5.3. Precision-Recall Curve¶
The precision recall curve summarize the trade-off between the true positive rate and the positive predictive value for a predictive model using different probability thresholds.
# Precision - Recall Curve ------------------------------------
precision, recall, threshold = metrics.precision_recall_curve(y_test, y_probs)
avg = metrics.average_precision_score(y_test, y_pred)
plt.step(recall, precision, color='b', alpha=0.2, where='post')

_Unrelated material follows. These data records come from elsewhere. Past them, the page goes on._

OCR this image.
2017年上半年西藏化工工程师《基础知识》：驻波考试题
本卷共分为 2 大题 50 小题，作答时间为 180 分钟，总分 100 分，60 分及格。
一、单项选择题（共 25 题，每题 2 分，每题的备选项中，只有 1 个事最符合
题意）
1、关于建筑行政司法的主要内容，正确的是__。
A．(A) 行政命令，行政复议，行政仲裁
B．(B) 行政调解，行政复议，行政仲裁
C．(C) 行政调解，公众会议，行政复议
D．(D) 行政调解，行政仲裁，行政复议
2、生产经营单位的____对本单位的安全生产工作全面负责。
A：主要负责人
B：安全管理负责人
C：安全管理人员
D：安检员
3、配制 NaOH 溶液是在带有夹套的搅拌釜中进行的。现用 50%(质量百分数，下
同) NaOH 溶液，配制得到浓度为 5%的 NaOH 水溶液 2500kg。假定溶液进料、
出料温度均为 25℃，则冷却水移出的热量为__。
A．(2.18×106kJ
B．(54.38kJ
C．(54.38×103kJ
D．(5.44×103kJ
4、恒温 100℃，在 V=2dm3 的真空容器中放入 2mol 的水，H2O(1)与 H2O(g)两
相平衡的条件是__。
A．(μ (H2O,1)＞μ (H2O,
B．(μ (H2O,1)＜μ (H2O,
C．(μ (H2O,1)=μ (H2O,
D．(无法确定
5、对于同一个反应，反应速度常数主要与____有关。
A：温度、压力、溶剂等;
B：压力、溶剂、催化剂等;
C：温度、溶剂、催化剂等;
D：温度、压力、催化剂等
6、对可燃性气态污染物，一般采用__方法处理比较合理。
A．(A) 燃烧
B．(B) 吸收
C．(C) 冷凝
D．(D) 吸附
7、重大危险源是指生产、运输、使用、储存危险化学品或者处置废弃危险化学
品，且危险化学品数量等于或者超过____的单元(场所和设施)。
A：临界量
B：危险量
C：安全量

plt.fill_between(recall, precision, alpha=0.2)
plt.xlabel('Recall')
plt.ylabel('Precision')
plt.ylim([0.0, 1.05])
plt.xlim([0.0, 1.0])
plt.title("Precision - Recall curve (AP={0:0.2f})".format(avg))
plt.show()
This Precision - Recall curve and the calculated Average Precision (AP) are showing that the classification works as expected. We've obtained an Average Precision of 0.78, that is an acceptable value for the trade-off between precision and recall.
6. Conclusions¶
With all the obtained results and plots we have obtained some conclusions for this problem:
- Men are highly conditioned by the attractiveness of the female participants.
- Women preferences are more evenly distributed, but the Intelligence is the attribute that they slightly appreciate more.
- At the moment of the truth, the personal attributes and the personal likes are not highly related with the fact of receiving a call days after the date.
- Our model is working properly, as can be seen in the ROC and Precision-Recall curves.